Technical specifications
- Polyphony: 32 voices
- Timbrality: 16 parts
- Oscillator: 1 PCM
- LFO: 1 modulator
- Synthesis type: PCM rompler
- Filter: Low pass
- Aftertouch expression: yes
- Storage memory: 6MB (256 waveforms at 16-bit resolution)

Input/output
- Keyboard: no

= Akai SG01v =

The Akai SG01v is a ROMpler, meaning that it plays prerecorded samples stored on a ROM chip, as opposed to generating sound through onboard signal generators. The unit was produced by Akai in 1995.

==Description==
It is housed in a 1U half-rack chassis and can be controlled through General MIDI messages. The SG01v has 32 voice polyphony and 16 part multi-timbrality. Considering the technology of the day, the SG01v reproduces with surprising fidelity the sounds of even older analogue synthesizers, as well as two drum kits.
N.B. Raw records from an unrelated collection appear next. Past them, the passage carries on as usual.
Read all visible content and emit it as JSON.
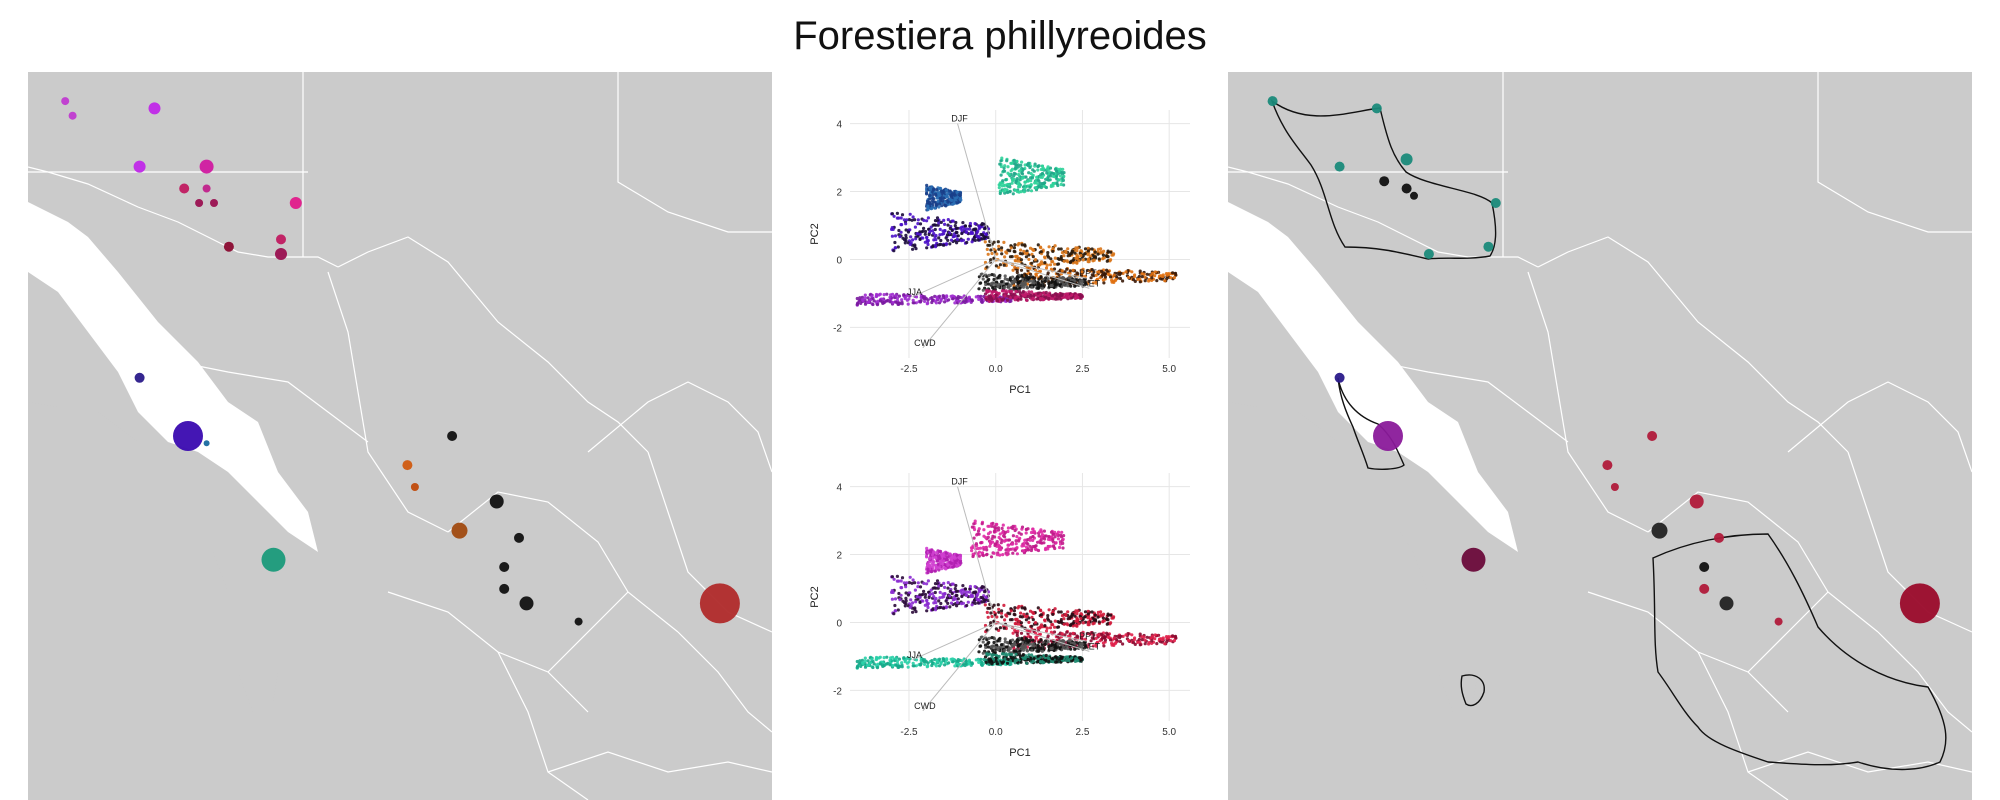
{
  "figure": {
    "title": "Forestiera phillyreoides"
  },
  "colors": {
    "land": "#cbcbcb",
    "water": "#ffffff",
    "borders": "#ffffff",
    "hull": "#111111",
    "grid": "#e6e6e6"
  },
  "chart_data": [
    {
      "type": "scatter",
      "panel": "pca-top",
      "xlabel": "PC1",
      "ylabel": "PC2",
      "xlim": [
        -4.2,
        5.6
      ],
      "ylim": [
        -2.9,
        4.4
      ],
      "xticks": [
        {
          "value": -2.5,
          "label": "-2.5"
        },
        {
          "value": 0,
          "label": "0.0"
        },
        {
          "value": 2.5,
          "label": "2.5"
        },
        {
          "value": 5,
          "label": "5.0"
        }
      ],
      "yticks": [
        {
          "value": -2,
          "label": "-2"
        },
        {
          "value": 0,
          "label": "0"
        },
        {
          "value": 2,
          "label": "2"
        },
        {
          "value": 4,
          "label": "4"
        }
      ],
      "grid": true,
      "loadings": [
        {
          "label": "DJF",
          "x": -1.1,
          "y": 4.0
        },
        {
          "label": "PPT",
          "x": 2.6,
          "y": -0.55
        },
        {
          "label": "AET",
          "x": 2.7,
          "y": -0.85
        },
        {
          "label": "JJA",
          "x": -2.4,
          "y": -1.1
        },
        {
          "label": "CWD",
          "x": -2.1,
          "y": -2.6
        }
      ],
      "clusters": [
        {
          "x": [
            0.1,
            2.0
          ],
          "y": [
            1.85,
            3.0
          ],
          "color": "#1fa88a",
          "color2": "#2fd39a"
        },
        {
          "x": [
            -2.0,
            -1.0
          ],
          "y": [
            1.45,
            2.2
          ],
          "color": "#2a6fb5",
          "color2": "#1a3f8a"
        },
        {
          "x": [
            -3.0,
            -0.2
          ],
          "y": [
            0.2,
            1.4
          ],
          "color": "#1a0a3a",
          "color2": "#4a10c8"
        },
        {
          "x": [
            -0.3,
            3.4
          ],
          "y": [
            -0.3,
            0.55
          ],
          "color": "#2a1a0a",
          "color2": "#d9751a"
        },
        {
          "x": [
            0.5,
            5.2
          ],
          "y": [
            -0.8,
            -0.2
          ],
          "color": "#3a1a08",
          "color2": "#e0700f"
        },
        {
          "x": [
            -0.5,
            2.6
          ],
          "y": [
            -0.95,
            -0.4
          ],
          "color": "#111111",
          "color2": "#555555"
        },
        {
          "x": [
            -4.0,
            0.5
          ],
          "y": [
            -1.35,
            -1.0
          ],
          "color": "#7a1aa0",
          "color2": "#a02cd0"
        },
        {
          "x": [
            -0.3,
            2.5
          ],
          "y": [
            -1.25,
            -0.9
          ],
          "color": "#8a1050",
          "color2": "#c01a6a"
        }
      ]
    },
    {
      "type": "scatter",
      "panel": "pca-bottom",
      "xlabel": "PC1",
      "ylabel": "PC2",
      "xlim": [
        -4.2,
        5.6
      ],
      "ylim": [
        -2.9,
        4.4
      ],
      "xticks": [
        {
          "value": -2.5,
          "label": "-2.5"
        },
        {
          "value": 0,
          "label": "0.0"
        },
        {
          "value": 2.5,
          "label": "2.5"
        },
        {
          "value": 5,
          "label": "5.0"
        }
      ],
      "yticks": [
        {
          "value": -2,
          "label": "-2"
        },
        {
          "value": 0,
          "label": "0"
        },
        {
          "value": 2,
          "label": "2"
        },
        {
          "value": 4,
          "label": "4"
        }
      ],
      "grid": true,
      "loadings": [
        {
          "label": "DJF",
          "x": -1.1,
          "y": 4.0
        },
        {
          "label": "PPT",
          "x": 2.6,
          "y": -0.55
        },
        {
          "label": "AET",
          "x": 2.7,
          "y": -0.85
        },
        {
          "label": "JJA",
          "x": -2.4,
          "y": -1.1
        },
        {
          "label": "CWD",
          "x": -2.1,
          "y": -2.6
        }
      ],
      "clusters": [
        {
          "x": [
            -0.7,
            2.0
          ],
          "y": [
            1.85,
            3.0
          ],
          "color": "#c01a8a",
          "color2": "#e02aa5"
        },
        {
          "x": [
            -2.0,
            -1.0
          ],
          "y": [
            1.45,
            2.2
          ],
          "color": "#b020b0",
          "color2": "#d040d0"
        },
        {
          "x": [
            -3.0,
            -0.2
          ],
          "y": [
            0.2,
            1.4
          ],
          "color": "#2a0a3a",
          "color2": "#8a2ad0"
        },
        {
          "x": [
            -0.3,
            3.4
          ],
          "y": [
            -0.3,
            0.55
          ],
          "color": "#2a0a14",
          "color2": "#d01a3a"
        },
        {
          "x": [
            0.5,
            5.2
          ],
          "y": [
            -0.8,
            -0.2
          ],
          "color": "#8a0a30",
          "color2": "#e0204a"
        },
        {
          "x": [
            -0.5,
            2.6
          ],
          "y": [
            -0.95,
            -0.4
          ],
          "color": "#111111",
          "color2": "#555555"
        },
        {
          "x": [
            -4.0,
            0.5
          ],
          "y": [
            -1.35,
            -1.0
          ],
          "color": "#16a88a",
          "color2": "#2ad0a8"
        },
        {
          "x": [
            -0.3,
            2.5
          ],
          "y": [
            -1.25,
            -0.9
          ],
          "color": "#111111",
          "color2": "#1e8a70"
        }
      ]
    }
  ],
  "maps": {
    "left": {
      "points": [
        {
          "x": 0.05,
          "y": 0.04,
          "r": 4,
          "color": "#c03ad0"
        },
        {
          "x": 0.06,
          "y": 0.06,
          "r": 4,
          "color": "#c03ad0"
        },
        {
          "x": 0.17,
          "y": 0.05,
          "r": 6,
          "color": "#c028e8"
        },
        {
          "x": 0.15,
          "y": 0.13,
          "r": 6,
          "color": "#c028e8"
        },
        {
          "x": 0.24,
          "y": 0.13,
          "r": 7,
          "color": "#d01aa0"
        },
        {
          "x": 0.21,
          "y": 0.16,
          "r": 5,
          "color": "#c01a60"
        },
        {
          "x": 0.24,
          "y": 0.16,
          "r": 4,
          "color": "#c0208a"
        },
        {
          "x": 0.23,
          "y": 0.18,
          "r": 4,
          "color": "#9a1050"
        },
        {
          "x": 0.25,
          "y": 0.18,
          "r": 4,
          "color": "#9a1050"
        },
        {
          "x": 0.36,
          "y": 0.18,
          "r": 6,
          "color": "#e01a8a"
        },
        {
          "x": 0.27,
          "y": 0.24,
          "r": 5,
          "color": "#8a0a30"
        },
        {
          "x": 0.34,
          "y": 0.23,
          "r": 5,
          "color": "#c01a60"
        },
        {
          "x": 0.34,
          "y": 0.25,
          "r": 6,
          "color": "#9a1050"
        },
        {
          "x": 0.15,
          "y": 0.42,
          "r": 5,
          "color": "#2a1a8a"
        },
        {
          "x": 0.215,
          "y": 0.5,
          "r": 15,
          "color": "#3a0ab0"
        },
        {
          "x": 0.24,
          "y": 0.51,
          "r": 3,
          "color": "#1a6aa0"
        },
        {
          "x": 0.33,
          "y": 0.67,
          "r": 12,
          "color": "#1a9a7a"
        },
        {
          "x": 0.57,
          "y": 0.5,
          "r": 5,
          "color": "#111111"
        },
        {
          "x": 0.51,
          "y": 0.54,
          "r": 5,
          "color": "#d05a10"
        },
        {
          "x": 0.52,
          "y": 0.57,
          "r": 4,
          "color": "#c04a0a"
        },
        {
          "x": 0.63,
          "y": 0.59,
          "r": 7,
          "color": "#111111"
        },
        {
          "x": 0.58,
          "y": 0.63,
          "r": 8,
          "color": "#a04a10"
        },
        {
          "x": 0.66,
          "y": 0.64,
          "r": 5,
          "color": "#111111"
        },
        {
          "x": 0.64,
          "y": 0.68,
          "r": 5,
          "color": "#111111"
        },
        {
          "x": 0.64,
          "y": 0.71,
          "r": 5,
          "color": "#111111"
        },
        {
          "x": 0.67,
          "y": 0.73,
          "r": 7,
          "color": "#111111"
        },
        {
          "x": 0.74,
          "y": 0.755,
          "r": 4,
          "color": "#111111"
        },
        {
          "x": 0.93,
          "y": 0.73,
          "r": 20,
          "color": "#b02a2a"
        }
      ]
    },
    "right": {
      "points": [
        {
          "x": 0.06,
          "y": 0.04,
          "r": 5,
          "color": "#1a8a7a"
        },
        {
          "x": 0.2,
          "y": 0.05,
          "r": 5,
          "color": "#1a8a7a"
        },
        {
          "x": 0.24,
          "y": 0.12,
          "r": 6,
          "color": "#1a8a7a"
        },
        {
          "x": 0.15,
          "y": 0.13,
          "r": 5,
          "color": "#1a8a7a"
        },
        {
          "x": 0.21,
          "y": 0.15,
          "r": 5,
          "color": "#111111"
        },
        {
          "x": 0.24,
          "y": 0.16,
          "r": 5,
          "color": "#111111"
        },
        {
          "x": 0.25,
          "y": 0.17,
          "r": 4,
          "color": "#111111"
        },
        {
          "x": 0.36,
          "y": 0.18,
          "r": 5,
          "color": "#1a8a7a"
        },
        {
          "x": 0.35,
          "y": 0.24,
          "r": 5,
          "color": "#1a8a7a"
        },
        {
          "x": 0.27,
          "y": 0.25,
          "r": 5,
          "color": "#1a8a7a"
        },
        {
          "x": 0.15,
          "y": 0.42,
          "r": 5,
          "color": "#2a1a8a"
        },
        {
          "x": 0.215,
          "y": 0.5,
          "r": 15,
          "color": "#8a1a9a"
        },
        {
          "x": 0.33,
          "y": 0.67,
          "r": 12,
          "color": "#6a0a3a"
        },
        {
          "x": 0.57,
          "y": 0.5,
          "r": 5,
          "color": "#b01a3a"
        },
        {
          "x": 0.51,
          "y": 0.54,
          "r": 5,
          "color": "#b01a3a"
        },
        {
          "x": 0.52,
          "y": 0.57,
          "r": 4,
          "color": "#b01a3a"
        },
        {
          "x": 0.63,
          "y": 0.59,
          "r": 7,
          "color": "#b01a3a"
        },
        {
          "x": 0.58,
          "y": 0.63,
          "r": 8,
          "color": "#222222"
        },
        {
          "x": 0.66,
          "y": 0.64,
          "r": 5,
          "color": "#b01a3a"
        },
        {
          "x": 0.64,
          "y": 0.68,
          "r": 5,
          "color": "#111111"
        },
        {
          "x": 0.64,
          "y": 0.71,
          "r": 5,
          "color": "#b01a3a"
        },
        {
          "x": 0.67,
          "y": 0.73,
          "r": 7,
          "color": "#222222"
        },
        {
          "x": 0.74,
          "y": 0.755,
          "r": 4,
          "color": "#b01a3a"
        },
        {
          "x": 0.93,
          "y": 0.73,
          "r": 20,
          "color": "#9a0a2a"
        }
      ]
    }
  }
}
The "V" designation in the model name denotes "vintage" sounds. The model line also includes an SG01k ("K" for "keys"), which was strictly a General MIDI module, and an SG01p ("P" for "piano").

===Front panel===
The front panel contains a three digit, seven-segment LED display and a volume control button. Basic editing can be done via the seven control buttons on the front of the unit.

===Back panel===
- MIDI interface
- Main out
- Headphones
- Power supply

===Hardware===
The main processor in the SG01V is an NEC D70236, and the digital-to-audio converter (DAC) is an NEC UPD63210GT.

===Sounds===
The unit contains 256 preset patches and two drum kits.
Patches emulate the sounds of models from such manufacturers as Roland, Moog, Oberheim, PPG, Solina. The drum kits emulate the styles of electronic kits like the Roland TR-808 and Roland TR-909, as well as Simmons drum kits.

===PSU===
The SG01V uses a 10V DC external power supply.

===Dimensions===
Dimensions: Width 214mm, Height 257.6mm, Depth 43.7mm.